Dal 2002 lavora a una serie di spettacoli-monologhi, “Vergine madre”, “Big Bang” e “Apocalisse”, che verrà presentata al Coccia di Novara il 18 aprile... una trilogia che più che una serie di rappresentazioni sembra una ricerca...

«Anche in questo c’entra il mito. Perché c’è un mito fondatore della nostra civiltà occidentale, l’11 settembre 2001; sono eventi epocali dove ognuno può dire cosa stava facendo esattamente, eventi che hanno manifestato una svolta di una civiltà sull’orlo del collasso, che non dialoga più. L’11 settembre ero a casa, la bambina stava guardando i cartoni animati in salotto; nel pomeriggio telefona un amico per avvisarmi del disastro e mi precipito in soggiorno dove mia figlia stava guardando tranquillamente quelle immagini catastrofiche delle torri gemelle. Subito la mia mente si è fatta prendere da quell’immaginario bellico, preparare gli alimenti, ripararsi, ma la mia parte irrazionale mi ha detto chiaramente: non farti prendere dall’inferno. Evitare l’inferno, indicare una via d’uscita.Da questo nasce “Vergine Madre”, uno spettacolo sulla Divina Commedia, per riportare Dante a una bellezza quotidiana, il poeta che spinge a cercare un’uscita dall’inferno. Poi non ho fatto altro che stare in ascolto: Dante chiude ogni cantica con la stessa parola, “stelle” e così ho guardato gli astri, obbediente a Dante. E’ nato “Big Bang”: ho trovato la scienza, ho deciso di farla dialogare con la Genesi, e per farlo ho studiato l’ebraico biblico, ho scoperto che è un libro molto più denso, più ricco, di come ce lo aspettiamo. E per finire il percorso “Apocalisse”, per scoprire che non vuol dire veramente “fine”».

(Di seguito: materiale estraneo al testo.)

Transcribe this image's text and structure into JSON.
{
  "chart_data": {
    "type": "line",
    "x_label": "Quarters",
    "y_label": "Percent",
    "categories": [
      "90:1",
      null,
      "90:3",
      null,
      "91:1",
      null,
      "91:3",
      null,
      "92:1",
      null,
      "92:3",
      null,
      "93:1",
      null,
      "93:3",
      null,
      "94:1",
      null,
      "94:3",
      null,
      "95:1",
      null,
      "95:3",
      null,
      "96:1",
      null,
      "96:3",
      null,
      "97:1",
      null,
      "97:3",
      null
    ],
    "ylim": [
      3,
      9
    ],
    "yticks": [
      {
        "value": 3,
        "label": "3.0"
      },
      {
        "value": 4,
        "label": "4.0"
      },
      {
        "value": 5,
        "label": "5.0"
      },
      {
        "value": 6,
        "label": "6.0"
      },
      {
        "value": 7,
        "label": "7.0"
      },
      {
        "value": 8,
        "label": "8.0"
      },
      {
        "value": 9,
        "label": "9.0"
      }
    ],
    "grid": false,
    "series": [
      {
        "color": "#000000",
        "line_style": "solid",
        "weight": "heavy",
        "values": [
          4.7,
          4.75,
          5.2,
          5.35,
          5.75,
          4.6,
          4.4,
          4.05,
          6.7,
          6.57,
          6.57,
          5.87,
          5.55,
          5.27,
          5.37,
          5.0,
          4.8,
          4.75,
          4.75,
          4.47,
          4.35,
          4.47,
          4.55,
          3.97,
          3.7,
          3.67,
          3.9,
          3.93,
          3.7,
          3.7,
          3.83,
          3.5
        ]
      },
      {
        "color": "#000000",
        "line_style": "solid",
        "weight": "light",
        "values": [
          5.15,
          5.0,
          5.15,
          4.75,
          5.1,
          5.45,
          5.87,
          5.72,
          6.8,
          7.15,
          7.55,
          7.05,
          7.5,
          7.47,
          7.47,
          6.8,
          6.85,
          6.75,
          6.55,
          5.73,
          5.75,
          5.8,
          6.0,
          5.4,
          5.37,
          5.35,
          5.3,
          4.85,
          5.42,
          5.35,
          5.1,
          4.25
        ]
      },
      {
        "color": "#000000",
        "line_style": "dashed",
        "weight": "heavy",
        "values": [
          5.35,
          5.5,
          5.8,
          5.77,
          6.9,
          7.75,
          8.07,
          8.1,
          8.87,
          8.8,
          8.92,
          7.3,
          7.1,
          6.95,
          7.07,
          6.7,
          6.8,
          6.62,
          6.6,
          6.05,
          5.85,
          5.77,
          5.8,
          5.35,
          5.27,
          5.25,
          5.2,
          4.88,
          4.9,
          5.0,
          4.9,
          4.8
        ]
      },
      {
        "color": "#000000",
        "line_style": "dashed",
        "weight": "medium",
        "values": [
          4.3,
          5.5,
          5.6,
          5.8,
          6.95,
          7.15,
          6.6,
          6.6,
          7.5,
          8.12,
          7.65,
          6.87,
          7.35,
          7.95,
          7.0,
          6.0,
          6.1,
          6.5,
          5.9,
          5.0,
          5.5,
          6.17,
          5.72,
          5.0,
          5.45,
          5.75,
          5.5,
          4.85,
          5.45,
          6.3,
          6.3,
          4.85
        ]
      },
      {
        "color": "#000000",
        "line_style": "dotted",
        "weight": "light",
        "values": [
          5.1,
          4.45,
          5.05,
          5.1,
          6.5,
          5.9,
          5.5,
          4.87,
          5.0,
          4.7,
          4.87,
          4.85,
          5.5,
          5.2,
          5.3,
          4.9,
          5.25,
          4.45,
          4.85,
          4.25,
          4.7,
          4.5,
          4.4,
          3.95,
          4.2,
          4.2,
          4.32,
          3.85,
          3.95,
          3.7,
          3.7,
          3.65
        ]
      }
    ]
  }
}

Dodici anni di quella che lei ha chiamato “Trilogia della spiritualità”...

«Sì, sempre per andare avanti. La definizione “spiritualità” nasce dal fatto che abbiamo bisogno di questo; il mondo vuole negare il nostro essere simbolici, la ricerca disperata diun senso delle cose... Simbolici nel significato etimologico, mettere insieme le cose, essere il punto di unione fra interno ed esterno. Oggi viviamo al 10 per cento. Dobbiamo solo sondare l’altra parte dell’iceberg».